Cette annonce eut l'effet d'un choc comparable à une bombe, une explosion de révélations, et il fallut cette déclaration pour que les pièces du puzzle forment quelque chose de précis.
Tous ces petits incidents s'emboitèrent les uns aux autres jusqu'à me révéler l'assommante vérité :
Len vivait le plus atroce harcèlement que j'avais pu connaître.
Je redoutais n'avoir aperçu que la surface de ce désastre.
- Quand ? Depuis quand ? Osai-je demander alors que Len préférait m'ignorer dans sa musique.
Il m'embrassa. Je ne voulais pas de ce baiser, je voulais des réponses !
L'aura sinistre autour de lui, n'était-elle liée qu'à sa maladie ?
Les rires des filles en classe, étaient-ils du à un acharnement insensé ?
Sa solitude sur le toit, n'était-ce qu'une envie de sa part, ou une véritable fuite ?
Cela ne servait plus à rien de se poser des questions, j'avais ma réponse.
Len souffrait bien plus qu'on le laissait paraître.
* * *
- Bonjour, ô celui qui a oublié mon existence pendant les vacances ! S'exclama Maxence en voyant mon arrivé.
- J'ai une vie autre que mon PC et les sorties kebab/alcools à 2h00 du mat'.
- Ah oui ? Et qu'as-tu fait alors ?
- La première semaine j'ai pollué l'Espagne de mes cigarettes et de bières, et j'avoue avoir un peu maté.
- Touristes ou espagnoles ?
- Touristes, c'est pas mon délire les femmes pulpeuses.
- Au moins on se disputera pas pour une gonzesse.
- Et la seconde semaine je suis sortie en ville.
- Tout seul ?
Je ne savais pas quoi faire, mais surtout, quel mensonge adopter.
- Hum.. Non pas vraiment.
Une pensée me traversa.
Je devais soutenir Len. Je devais faire connaître le merveilleux garçon qu'il était aux yeux de tous.
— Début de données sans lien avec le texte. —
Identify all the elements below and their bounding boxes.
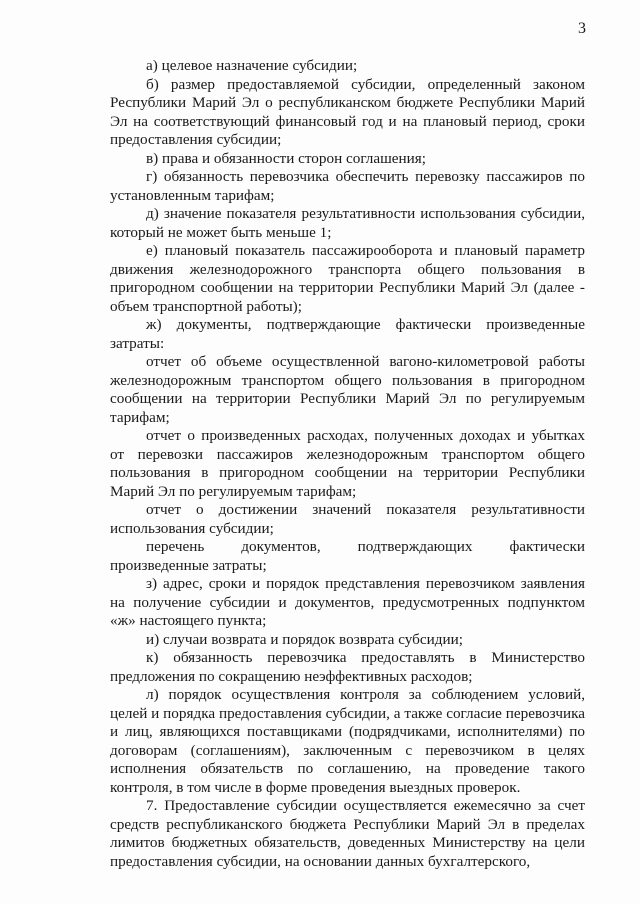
document-item-indicator-report: отчет о достижении значений показателя результативности использования субсидии;	[110, 501, 585, 537]
paragraph-i-refund: и) случаи возврата и порядок возврата субсидии;	[146, 630, 463, 648]
paragraph-k-proposals: к) обязанность перевозчика предоставлять в Министерство предложения по сокращению неэффективных расходов;	[110, 649, 585, 685]
paragraph-d-indicator: д) значение показателя результативности использования субсидии, который не может быть меньше 1;	[110, 205, 585, 241]
paragraph-b-amount: б) размер предоставляемой субсидии, определенный законом Республики Марий Эл о республиканском бюджете Республики Марий Эл на соответствующий финансовый год и на плановый период, сроки предоставления субсидии;	[110, 75, 585, 148]
paragraph-e-planned-volume: е) плановый показатель пассажирооборота и плановый параметр движения железнодорожного транспорта общего пользования в пригородном сообщении на территории Республики Марий Эл (далее - объем транспортной работы);	[110, 242, 585, 315]
paragraph-l-control: л) порядок осуществления контроля за соблюдением условий, целей и порядка предоставления субсидии, а также согласие перевозчика и лиц, являющихся поставщиками (подрядчиками, исполнителями) по договорам (соглашениям), заключенным с перевозчиком в целях исполнения обязательств по соглашению, на проведение такого контроля, в том числе в форме проведения выездных проверок.	[110, 686, 585, 796]
document-item-work-report: отчет об объеме осуществленной вагоно-километровой работы железнодорожным транспортом общего пользования в пригородном сообщении на территории Республики Марий Эл по регулируемым тарифам;	[110, 353, 585, 426]
document-body	[110, 57, 585, 871]
paragraph-a-purpose: а) целевое назначение субсидии;	[146, 57, 358, 74]
paragraph-7-provision: 7. Предоставление субсидии осуществляется ежемесячно за счет средств республиканского бюджета Республики Марий Эл в пределах лимитов бюджетных обязательств, доведенных Министерству на цели предоставления субсидии, на основании данных бухгалтерского,	[110, 797, 585, 870]
paragraph-zh-documents: ж) документы, подтверждающие фактически произведенные затраты:	[110, 316, 585, 352]
document-item-expense-report: отчет о произведенных расходах, полученных доходах и убытках от перевозки пассажиров железнодорожным транспортом общего пользования в пригородном сообщении на территории Республики Марий Эл по регулируемым тарифам;	[110, 427, 585, 500]
paragraph-z-submission: з) адрес, сроки и порядок представления перевозчиком заявления на получение субсидии и документов, предусмотренных подпунктом «ж» настоящего пункта;	[110, 575, 585, 629]
page-number: 3	[578, 20, 586, 37]
paragraph-g-obligation: г) обязанность перевозчика обеспечить перевозку пассажиров по установленным тарифам;	[110, 168, 585, 204]
document-item-cost-list: перечень документов, подтверждающих фактически произведенные затраты;	[110, 538, 585, 574]
paragraph-v-rights: в) права и обязанности сторон соглашения;	[146, 149, 427, 167]
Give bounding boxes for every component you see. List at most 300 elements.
- Ah, Ah, je savais que tu étais de ceux à organiser des petits coups en douce. Karim et moi sommes honnêtes au moins en matière de fille, si tu veux être respecté il va falloir que tu fasses de même.
Puis une seconde pensée trancha la première : Je n'étais pas courageux.
- Ouais..
- Alors, elle vient d'où cette fille ?
- Tu la connais pas, elle ne vient pas de ce lycée.
- Oh, elle vient d'où ?
- Elle travaille. Elle n'est plus au lycée.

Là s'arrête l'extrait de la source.